Comments:"Adobe almost does something amazing by accident | Ars Technica"
It seemed like an intriguing deal. An old version of Adobe Creative Suite—the 2005 vintage CS2, to be precise—became freely downloadable from Adobe, with nothing more than a free-to-create Adobe ID required from users. Although basically useless for Mac users, as CS2 is only available for PowerPC, for Windows users this is a powerful, if not quite cutting edge, suite of graphics apps.
This looked like a clever move from Adobe. Photoshop is widely held to be one of the most routinely pirated applications there is. In making an old but still servicable version of the software it appeared that Adobe was offering a good alternative to piracy: instead of using a knock-off copy of CS6, just use CS2.
A free CS2 would also go some way toward starving alternative applications of oxygen. Given the choice between a free copy of CS2 and downloading, say, the GIMP, one imagines that many users would plump for the commercial application. It's more of a known quantity, with a more polished user interface. And Photoshop is, frankly, the gold standard of bitmap image editing. Even an older version has a prestige that GIMP doesn't. This is not to say that CS2 is necessarily superior to the GIMP; it may or may not be. It doesn't really matter; Photoshop has a reputation and respect that the GIMP doesn't have, and even if some might argue that it was undeserved, it influences the decisions users make.
Giving away an old version in this way certainly appears unusual, and perhaps even a little brave for a commercial company such as Adobe. But Adobe is already being quite brave at the moment. The company is in many ways reinventing the way it both develops and licenses its products. It is creating a wide range of HTML5-oriented tools under the Edge brand that use a mix of open source and proprietary technology, and it is pushing hard its subscription software model with the Creative Cloud.
In this context, giving away an old version of its software doesn't seem quite so outlandish. It might sacrifice some revenue (though one suspects not all that much), but it strengthens Photoshop's dominance—and also makes Adobe look pretty good, to boot. And although an unusual move, it's not entirely unprecedented. Just last month, Microsoft made its previously commercial Expression suite freely downloadable after the company decided to cease further development. But this isn't quite the same; Creative Suite is still a going concern for Adobe. Expression isn't for Microsoft.

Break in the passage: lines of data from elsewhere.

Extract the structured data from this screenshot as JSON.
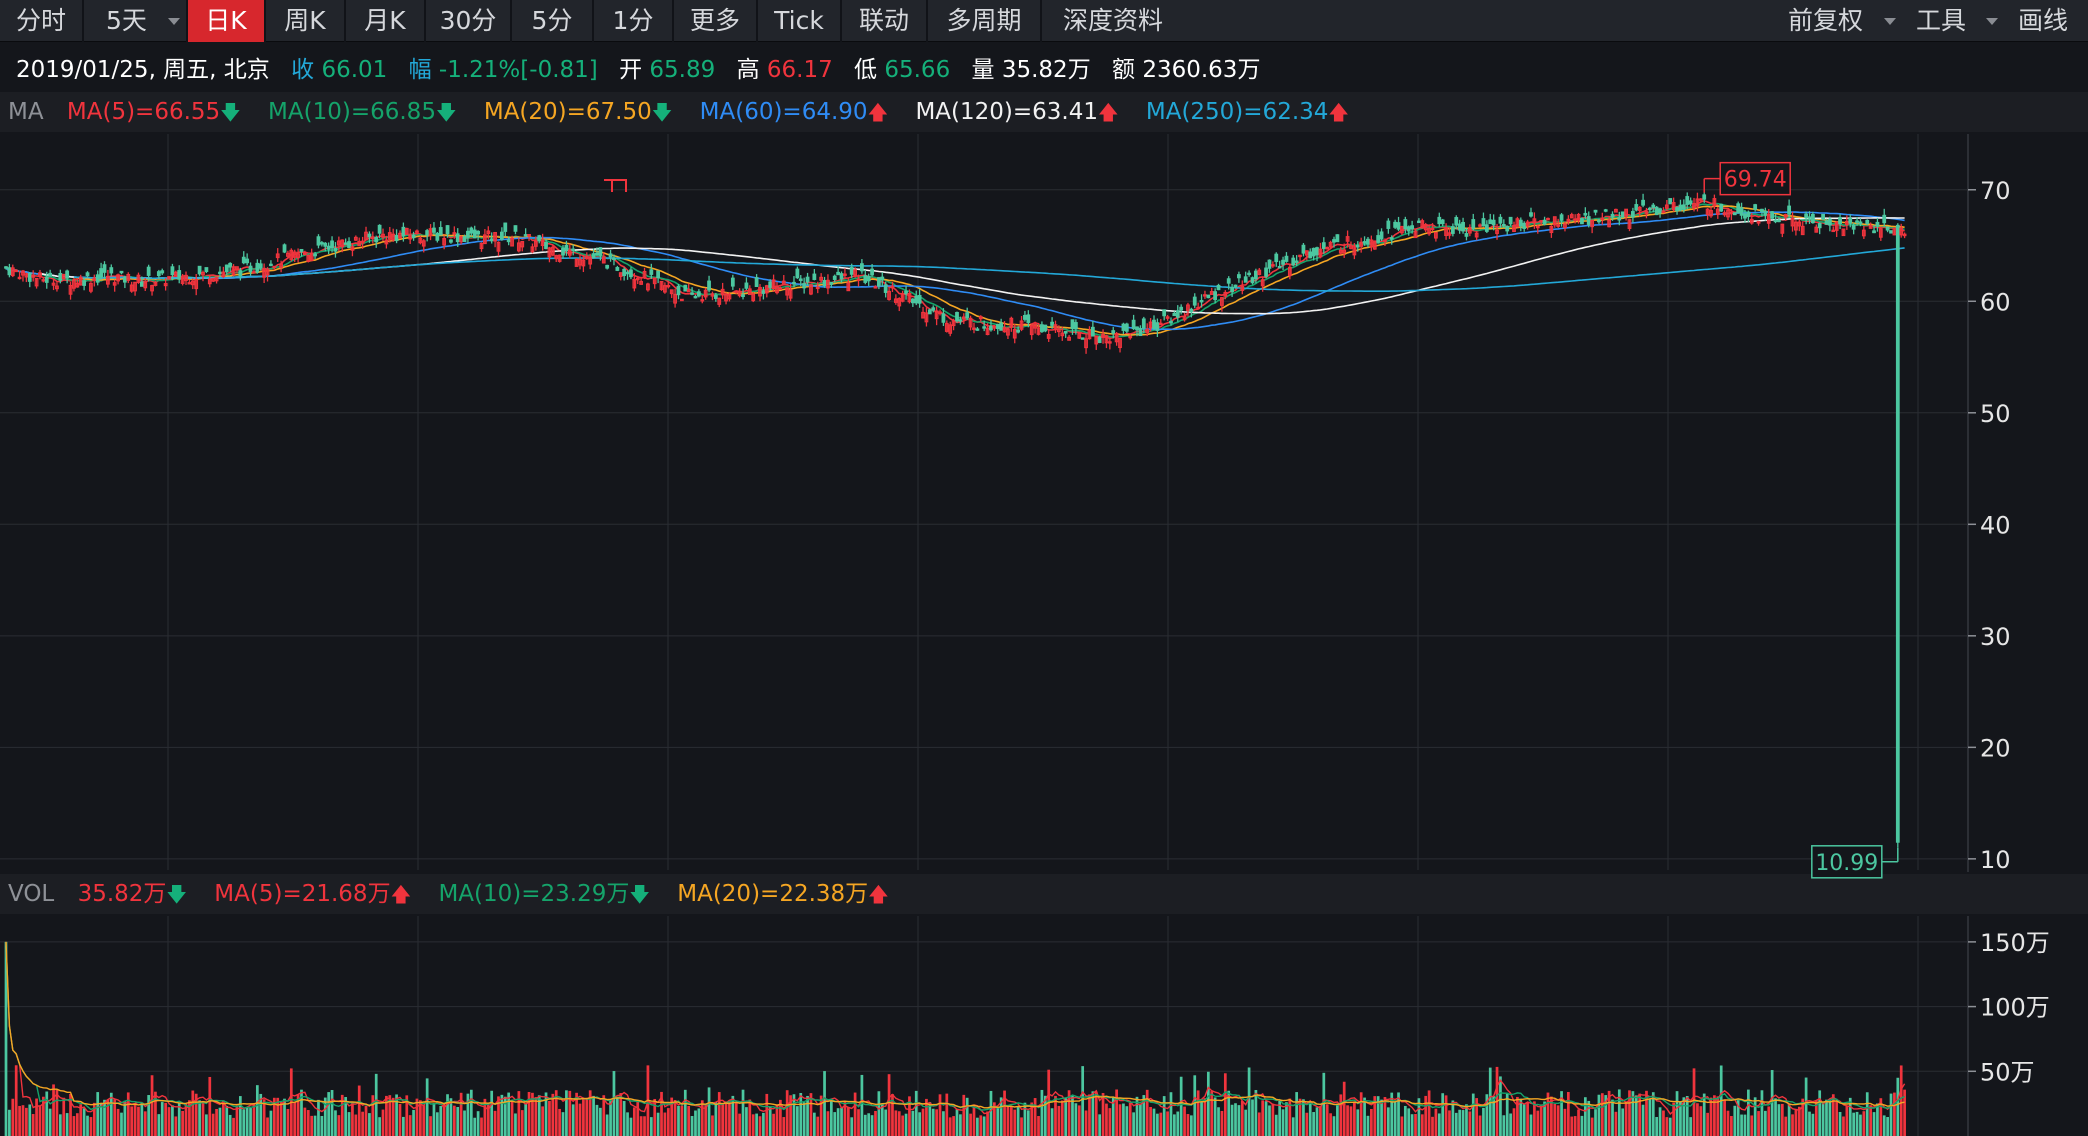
{
  "toolbar": {
    "tabs": [
      {
        "label": "分时"
      },
      {
        "label": "5天"
      },
      {
        "label": "日K"
      },
      {
        "label": "周K"
      },
      {
        "label": "月K"
      },
      {
        "label": "30分"
      },
      {
        "label": "5分"
      },
      {
        "label": "1分"
      },
      {
        "label": "更多"
      },
      {
        "label": "Tick"
      },
      {
        "label": "联动"
      },
      {
        "label": "多周期"
      },
      {
        "label": "深度资料"
      }
    ],
    "active_tab": "日K",
    "right": {
      "adjust": "前复权",
      "tools": "工具",
      "draw": "画线"
    }
  },
  "info": {
    "date": "2019/01/25, 周五, 北京",
    "close_label": "收",
    "close": "66.01",
    "change_label": "幅",
    "change_pct": "-1.21%",
    "change_abs": "[-0.81]",
    "open_label": "开",
    "open": "65.89",
    "high_label": "高",
    "high": "66.17",
    "low_label": "低",
    "low": "65.66",
    "volume_label": "量",
    "volume": "35.82万",
    "amount_label": "额",
    "amount": "2360.63万"
  },
  "ma_legend": {
    "label": "MA",
    "items": [
      {
        "text": "MA(5)=66.55",
        "dir": "down",
        "color": "#f0343d"
      },
      {
        "text": "MA(10)=66.85",
        "dir": "down",
        "color": "#15a36a"
      },
      {
        "text": "MA(20)=67.50",
        "dir": "down",
        "color": "#f5a623"
      },
      {
        "text": "MA(60)=64.90",
        "dir": "up",
        "color": "#2f8cf5"
      },
      {
        "text": "MA(120)=63.41",
        "dir": "up",
        "color": "#f2f2f2"
      },
      {
        "text": "MA(250)=62.34",
        "dir": "up",
        "color": "#23a8d8"
      }
    ]
  },
  "vol_legend": {
    "label": "VOL",
    "items": [
      {
        "text": "35.82万",
        "dir": "down",
        "color": "#f0343d"
      },
      {
        "text": "MA(5)=21.68万",
        "dir": "up",
        "color": "#f0343d"
      },
      {
        "text": "MA(10)=23.29万",
        "dir": "down",
        "color": "#15a36a"
      },
      {
        "text": "MA(20)=22.38万",
        "dir": "up",
        "color": "#f5a623"
      }
    ]
  },
  "colors": {
    "up": "#f0343d",
    "down": "#4cc7a0",
    "background": "#14161b",
    "grid": "#2a2d33",
    "axis_text": "#e6e6e6"
  },
  "chart_data": {
    "type": "candlestick",
    "title": "",
    "price_axis": {
      "ticks": [
        "70",
        "60",
        "50",
        "40",
        "30",
        "20",
        "10"
      ],
      "ylim": [
        9,
        75
      ]
    },
    "volume_axis": {
      "ticks": [
        "150万",
        "100万",
        "50万"
      ],
      "ylim": [
        0,
        170
      ]
    },
    "annotations": {
      "high": "69.74",
      "low": "10.99"
    },
    "grid": true,
    "ma_series": [
      {
        "name": "MA(5)",
        "last": 66.55
      },
      {
        "name": "MA(10)",
        "last": 66.85
      },
      {
        "name": "MA(20)",
        "last": 67.5
      },
      {
        "name": "MA(60)",
        "last": 64.9
      },
      {
        "name": "MA(120)",
        "last": 63.41
      },
      {
        "name": "MA(250)",
        "last": 62.34
      }
    ],
    "close_path": [
      [
        0,
        63.0
      ],
      [
        10,
        62.0
      ],
      [
        20,
        61.9
      ],
      [
        30,
        62.3
      ],
      [
        40,
        61.8
      ],
      [
        55,
        62.3
      ],
      [
        70,
        62.9
      ],
      [
        90,
        64.5
      ],
      [
        110,
        65.9
      ],
      [
        125,
        66.0
      ],
      [
        140,
        65.7
      ],
      [
        150,
        65.8
      ],
      [
        160,
        64.8
      ],
      [
        175,
        63.8
      ],
      [
        185,
        62.5
      ],
      [
        200,
        60.5
      ],
      [
        215,
        60.8
      ],
      [
        230,
        61.5
      ],
      [
        245,
        62.0
      ],
      [
        252,
        62.3
      ],
      [
        262,
        60.8
      ],
      [
        278,
        58.3
      ],
      [
        290,
        58.0
      ],
      [
        300,
        57.8
      ],
      [
        310,
        57.3
      ],
      [
        325,
        56.8
      ],
      [
        340,
        58.0
      ],
      [
        355,
        60.5
      ],
      [
        370,
        62.5
      ],
      [
        385,
        64.5
      ],
      [
        400,
        65.6
      ],
      [
        415,
        66.7
      ],
      [
        430,
        66.4
      ],
      [
        445,
        67.0
      ],
      [
        460,
        67.3
      ],
      [
        475,
        67.7
      ],
      [
        490,
        68.5
      ],
      [
        500,
        68.8
      ],
      [
        510,
        68.2
      ],
      [
        520,
        67.4
      ],
      [
        532,
        67.0
      ],
      [
        545,
        66.8
      ],
      [
        555,
        66.6
      ],
      [
        560,
        66.0
      ]
    ],
    "bars": 560,
    "last_bar": {
      "open": 65.89,
      "high": 66.17,
      "low": 65.66,
      "close": 66.01,
      "volume": 35.82
    },
    "spike_bar": {
      "index": 557,
      "open": 66.8,
      "high": 67.0,
      "low": 10.99,
      "close": 11.5,
      "volume": 45
    }
  }
}
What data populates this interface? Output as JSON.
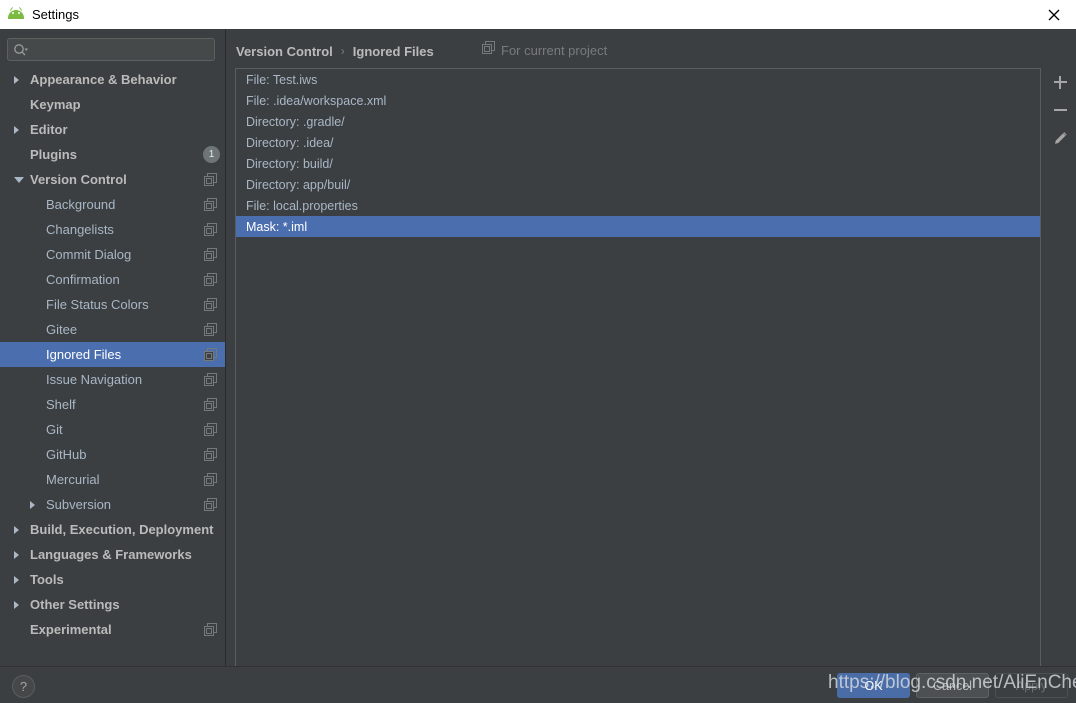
{
  "window": {
    "title": "Settings",
    "logo_icon": "android-logo-icon",
    "close_icon": "close-icon"
  },
  "search": {
    "placeholder": "",
    "value": "",
    "icon": "search-icon"
  },
  "sidebar": {
    "items": [
      {
        "label": "Appearance & Behavior",
        "level": "top",
        "arrow": "collapsed",
        "copy": false,
        "badge": null,
        "selected": false
      },
      {
        "label": "Keymap",
        "level": "top",
        "arrow": "none",
        "copy": false,
        "badge": null,
        "selected": false
      },
      {
        "label": "Editor",
        "level": "top",
        "arrow": "collapsed",
        "copy": false,
        "badge": null,
        "selected": false
      },
      {
        "label": "Plugins",
        "level": "top",
        "arrow": "none",
        "copy": false,
        "badge": "1",
        "selected": false
      },
      {
        "label": "Version Control",
        "level": "top",
        "arrow": "expanded",
        "copy": true,
        "badge": null,
        "selected": false
      },
      {
        "label": "Background",
        "level": "child",
        "arrow": "none",
        "copy": true,
        "badge": null,
        "selected": false
      },
      {
        "label": "Changelists",
        "level": "child",
        "arrow": "none",
        "copy": true,
        "badge": null,
        "selected": false
      },
      {
        "label": "Commit Dialog",
        "level": "child",
        "arrow": "none",
        "copy": true,
        "badge": null,
        "selected": false
      },
      {
        "label": "Confirmation",
        "level": "child",
        "arrow": "none",
        "copy": true,
        "badge": null,
        "selected": false
      },
      {
        "label": "File Status Colors",
        "level": "child",
        "arrow": "none",
        "copy": true,
        "badge": null,
        "selected": false
      },
      {
        "label": "Gitee",
        "level": "child",
        "arrow": "none",
        "copy": true,
        "badge": null,
        "selected": false
      },
      {
        "label": "Ignored Files",
        "level": "child",
        "arrow": "none",
        "copy": true,
        "badge": null,
        "selected": true
      },
      {
        "label": "Issue Navigation",
        "level": "child",
        "arrow": "none",
        "copy": true,
        "badge": null,
        "selected": false
      },
      {
        "label": "Shelf",
        "level": "child",
        "arrow": "none",
        "copy": true,
        "badge": null,
        "selected": false
      },
      {
        "label": "Git",
        "level": "child",
        "arrow": "none",
        "copy": true,
        "badge": null,
        "selected": false
      },
      {
        "label": "GitHub",
        "level": "child",
        "arrow": "none",
        "copy": true,
        "badge": null,
        "selected": false
      },
      {
        "label": "Mercurial",
        "level": "child",
        "arrow": "none",
        "copy": true,
        "badge": null,
        "selected": false
      },
      {
        "label": "Subversion",
        "level": "child",
        "arrow": "collapsed",
        "copy": true,
        "badge": null,
        "selected": false
      },
      {
        "label": "Build, Execution, Deployment",
        "level": "top",
        "arrow": "collapsed",
        "copy": false,
        "badge": null,
        "selected": false
      },
      {
        "label": "Languages & Frameworks",
        "level": "top",
        "arrow": "collapsed",
        "copy": false,
        "badge": null,
        "selected": false
      },
      {
        "label": "Tools",
        "level": "top",
        "arrow": "collapsed",
        "copy": false,
        "badge": null,
        "selected": false
      },
      {
        "label": "Other Settings",
        "level": "top",
        "arrow": "collapsed",
        "copy": false,
        "badge": null,
        "selected": false
      },
      {
        "label": "Experimental",
        "level": "top",
        "arrow": "none",
        "copy": true,
        "badge": null,
        "selected": false
      }
    ]
  },
  "content": {
    "breadcrumb": {
      "parent": "Version Control",
      "separator": "›",
      "current": "Ignored Files"
    },
    "scope": {
      "icon": "copy-icon",
      "text": "For current project"
    },
    "ignored_files": [
      {
        "text": "File: Test.iws",
        "selected": false
      },
      {
        "text": "File: .idea/workspace.xml",
        "selected": false
      },
      {
        "text": "Directory: .gradle/",
        "selected": false
      },
      {
        "text": "Directory: .idea/",
        "selected": false
      },
      {
        "text": "Directory: build/",
        "selected": false
      },
      {
        "text": "Directory: app/buil/",
        "selected": false
      },
      {
        "text": "File: local.properties",
        "selected": false
      },
      {
        "text": "Mask: *.iml",
        "selected": true
      }
    ],
    "toolbar": [
      {
        "name": "add-button",
        "icon": "plus-icon",
        "title": "Add"
      },
      {
        "name": "remove-button",
        "icon": "minus-icon",
        "title": "Remove"
      },
      {
        "name": "edit-button",
        "icon": "pencil-icon",
        "title": "Edit"
      }
    ]
  },
  "footer": {
    "help_label": "?",
    "ok_label": "OK",
    "cancel_label": "Cancel",
    "apply_label": "Apply"
  },
  "watermark": {
    "text": "https://blog.csdn.net/AliEnCheng"
  },
  "colors": {
    "selection_blue": "#4b6eaf",
    "primary_button": "#4a6da7",
    "panel_bg": "#3c3f41",
    "text": "#a9b7c6"
  }
}
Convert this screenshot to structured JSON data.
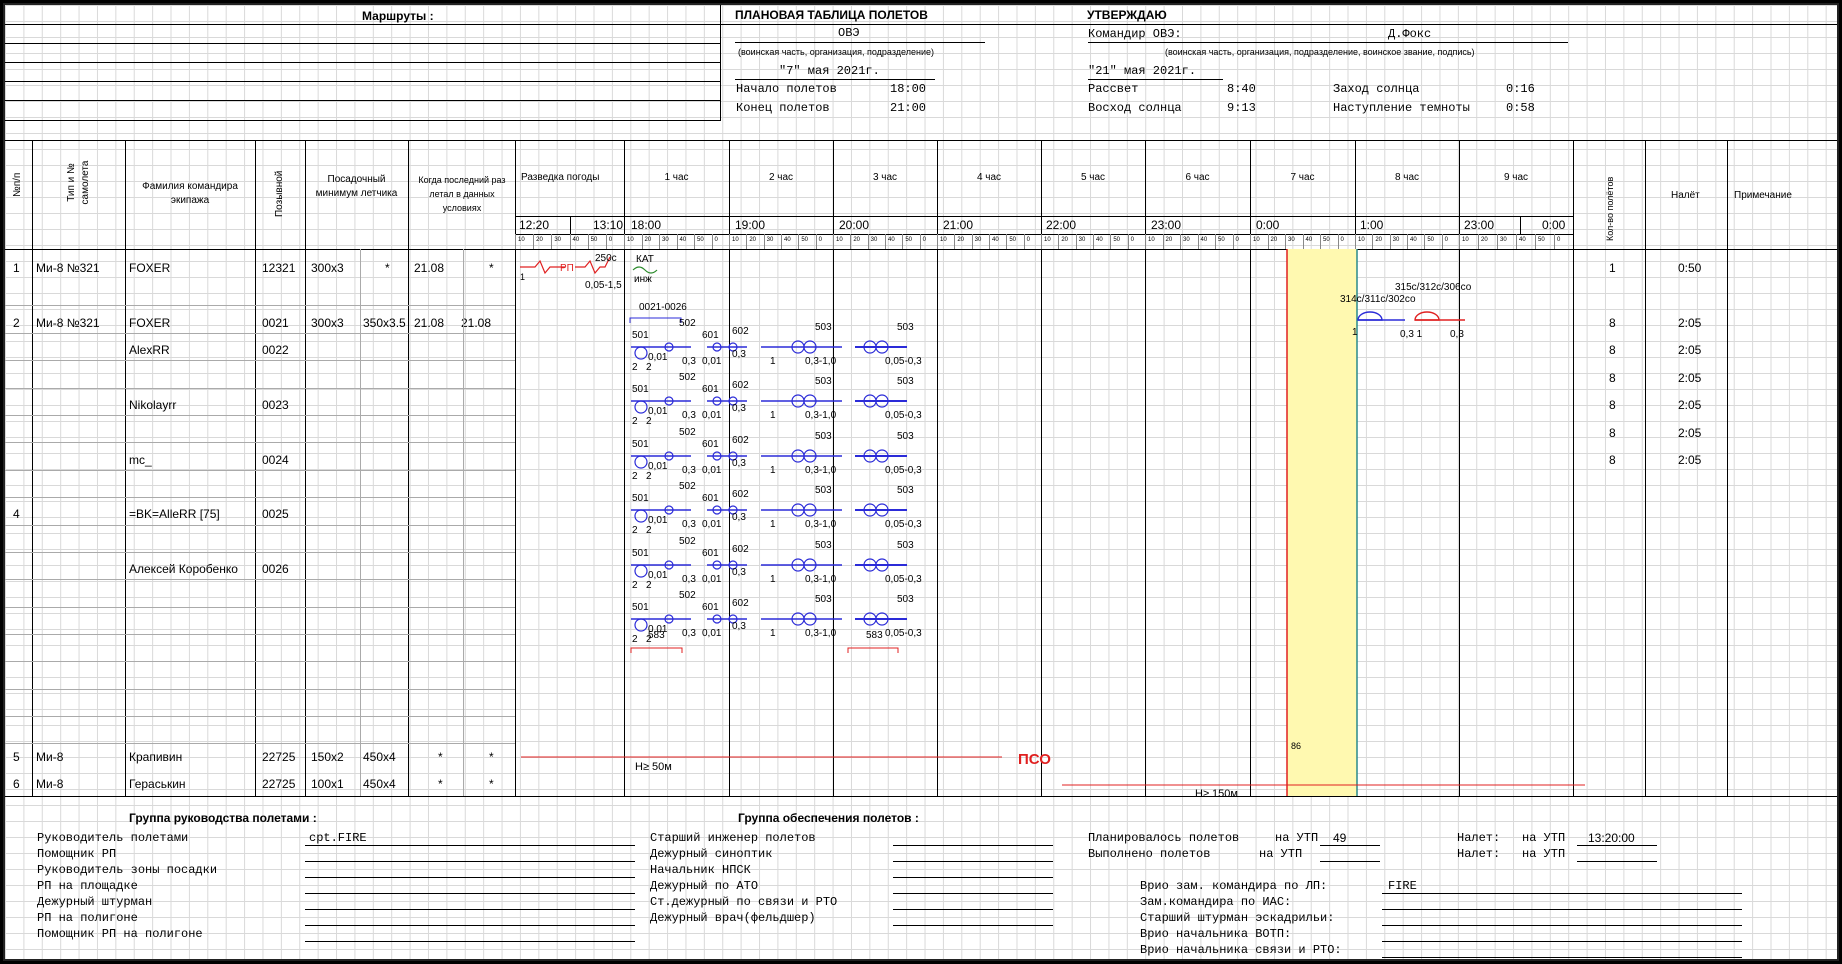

Unfortunately, it appears that Adobe wasn't really intending to give out CS2 for everyone. Shortly after news of the apparently free software spread across Twitter on Monday, the download page became unavailable, producing an error instead. Subsequent blog and forum posts indicate that this wasn't an inspired decision to liberate an obsolete but still useful application after all. It was something between a mistake, an error of judgement, and a misunderstanding.
CS2 used a product activation scheme to control licensing. When you install the software, it interrogates an Internet server to ensure that the license key you entered is acceptable. In December, Adobe retired the activation servers used by CS2. This posed a problem for CS2's licensed users, because without the activation servers, they can no longer reinstall the software.
To help these people out, Adobe offered versions of CS2 that didn't need activation. Mere entry of the serial numbers that Adobe put on the download page would suffice. The company says that although it looks like it was giving the software away for free, it in fact wasn't. It was just trying to assist its customers. Adobe says in order to legally use CS2, users still require a purchased license.
There are ways that Adobe could have helped out these users that didn't result in putting the software up on a server that anyone could get at. For example, the company could have released a patch that removed the activation checks from the applications and the license key entry from the installer. This could work with original media, and hence not require distribution of CS2. For whatever reason, the company decided not to go this route.
So it turns out that rather than doing something a little bit daring and unusual—something that might even inspire a new approach to licensing old, obsolete software—Adobe was doing something somewhat useful for existing, paid up, licensed users, in a rather peculiar way. This is a shame. The company could have earned a lot of goodwill by making CS2 free, and it would have been easy enough to offer a no-cost license for the software.
There is one final surprise. Originally, acquiring CS2 required an Adobe ID. It seemed a fair enough trade; Adobe knows your e-mail address and name, and in return you get some no-cost software. Since the whole issue blew up on Twitter, forcing the company to issue its clarification, perhaps one would have expected it to restrict access to the downloads, or use some other technique to remove the activation check.
It has not. Instead, Adobe has made CS2 even easier to get, by removing the Adobe ID requirement. The company created a new CS2 download page, and this time around, it had no registration requirement at all.
It's almost as if the company wanted people to download the software.
Update: Or perhaps not. The new download page has now been pulled. Alas. While it's still working for some people, for others, it's redirecting to a CS6 page.